DescriptionBig Brother, the robotic overlord, watches his realm with his all-seeing Evil Eyes keeping his servant droids in line. The player commands a rebel droid, bearing the portentous designation of Interface Robot #1984, in its quest to destroy the Eyes and break free from the slavemaster's hold.
I, Robot takes the player through a series of 3-dimensional stages, where the abstract landscape is composed of colored, rectangular platforms. Above all looms Big Brother's Evil Eye atop its pyramid, periodically closing and opening to observe the robot's movement. To destroy it and clear the stage, the droid must deplete the Eye's shield by walking over tiles to change their color. Some platforms will require jumping in order to reach; unfortunately, this violates Big Brother's strict anti-jumping laws: all jumps must be executed while the Eye is closed, or the poor droid will be executed instead.
Aside from the Eye, the terrain teems with roving enemies - some of whom can be destroyed by the droid's laser fire - and other obstacles, like destructible walls and timed barriers. Transporters may sometimes be found, allowing the player to skip a few levels ahead. Every three stages, when the Eye is zapped, its pyramid will open up to reveal a bonus room (which tasks the player with collecting jewels).

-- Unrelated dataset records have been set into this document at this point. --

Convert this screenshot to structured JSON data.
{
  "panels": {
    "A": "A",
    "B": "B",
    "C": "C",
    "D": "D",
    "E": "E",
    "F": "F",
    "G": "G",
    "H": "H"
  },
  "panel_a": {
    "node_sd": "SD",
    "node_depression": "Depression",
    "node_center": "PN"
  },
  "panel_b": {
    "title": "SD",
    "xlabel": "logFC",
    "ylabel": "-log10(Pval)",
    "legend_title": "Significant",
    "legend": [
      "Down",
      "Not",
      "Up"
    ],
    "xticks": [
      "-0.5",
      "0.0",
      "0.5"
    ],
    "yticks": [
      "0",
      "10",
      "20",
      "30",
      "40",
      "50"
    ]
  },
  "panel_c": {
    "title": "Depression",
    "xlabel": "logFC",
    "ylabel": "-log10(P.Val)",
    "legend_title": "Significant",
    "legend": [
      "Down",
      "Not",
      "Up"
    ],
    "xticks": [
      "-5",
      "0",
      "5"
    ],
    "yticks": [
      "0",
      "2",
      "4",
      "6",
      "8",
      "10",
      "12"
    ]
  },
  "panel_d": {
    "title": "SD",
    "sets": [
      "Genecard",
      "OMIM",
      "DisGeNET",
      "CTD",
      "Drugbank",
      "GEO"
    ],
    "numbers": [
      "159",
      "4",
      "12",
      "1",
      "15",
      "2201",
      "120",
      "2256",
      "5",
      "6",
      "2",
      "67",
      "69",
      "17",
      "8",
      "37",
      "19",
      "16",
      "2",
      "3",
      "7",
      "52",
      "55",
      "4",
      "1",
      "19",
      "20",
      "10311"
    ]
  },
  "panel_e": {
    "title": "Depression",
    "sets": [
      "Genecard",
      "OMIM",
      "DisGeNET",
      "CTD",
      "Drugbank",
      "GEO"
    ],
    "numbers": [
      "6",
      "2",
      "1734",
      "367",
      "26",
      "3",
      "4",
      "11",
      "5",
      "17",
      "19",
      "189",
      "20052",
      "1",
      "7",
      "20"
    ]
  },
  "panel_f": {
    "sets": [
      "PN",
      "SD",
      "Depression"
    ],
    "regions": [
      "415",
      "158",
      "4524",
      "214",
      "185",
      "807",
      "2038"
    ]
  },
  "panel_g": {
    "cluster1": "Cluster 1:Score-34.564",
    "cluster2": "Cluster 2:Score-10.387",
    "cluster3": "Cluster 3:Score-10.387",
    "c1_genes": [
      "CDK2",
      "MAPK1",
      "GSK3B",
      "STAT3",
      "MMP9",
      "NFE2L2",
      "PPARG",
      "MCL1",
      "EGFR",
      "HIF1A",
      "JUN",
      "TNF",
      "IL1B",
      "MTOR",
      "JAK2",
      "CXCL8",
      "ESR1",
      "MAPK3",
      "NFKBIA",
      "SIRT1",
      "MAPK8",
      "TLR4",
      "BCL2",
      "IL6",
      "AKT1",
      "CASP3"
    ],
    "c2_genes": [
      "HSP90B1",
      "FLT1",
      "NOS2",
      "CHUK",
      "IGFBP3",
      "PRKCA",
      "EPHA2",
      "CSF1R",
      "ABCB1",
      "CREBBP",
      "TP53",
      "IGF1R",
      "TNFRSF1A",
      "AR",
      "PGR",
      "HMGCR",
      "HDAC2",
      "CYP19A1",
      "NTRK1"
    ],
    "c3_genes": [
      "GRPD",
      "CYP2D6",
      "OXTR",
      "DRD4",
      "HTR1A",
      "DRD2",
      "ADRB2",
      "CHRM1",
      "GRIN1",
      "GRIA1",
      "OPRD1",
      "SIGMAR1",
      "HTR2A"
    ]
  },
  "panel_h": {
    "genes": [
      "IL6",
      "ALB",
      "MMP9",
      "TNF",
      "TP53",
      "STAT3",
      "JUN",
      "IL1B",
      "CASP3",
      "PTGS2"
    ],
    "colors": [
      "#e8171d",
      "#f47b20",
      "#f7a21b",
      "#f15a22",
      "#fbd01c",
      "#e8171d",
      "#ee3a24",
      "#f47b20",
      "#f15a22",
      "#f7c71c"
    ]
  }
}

Having destroyed an Eye, your droid will blast off into space for a fast-paced shoot-'em-up sequence before arriving at the next level. Here, the void is littered with geometrical oddities: dodge them, or take them out for points. On every fourth level, the space section will pit your robot against the Big Brother's Head, which must be turned away with repeated fire to prevent it from spewing forth deadly spikes.
I, Robot is notable for its use of solid polygon rendering, transcending the wireframe (raster or vector) graphics of previous 3D games. Another innovation is the realtime-adjustable camera angle, which plays more than a visual role: it has an effect on score (lower angles reward the player with a higher multiplier), and in some of the higher levels, must be adjusted to avoid certain enemies(!).
For those times when you're not in the mood for robotic rebellion and laser lobbing, an alternate mini-"game" is included called Doodle City, which lets you produce quaint 3D "doodles" on the arcade screen by manipulating objects from the game.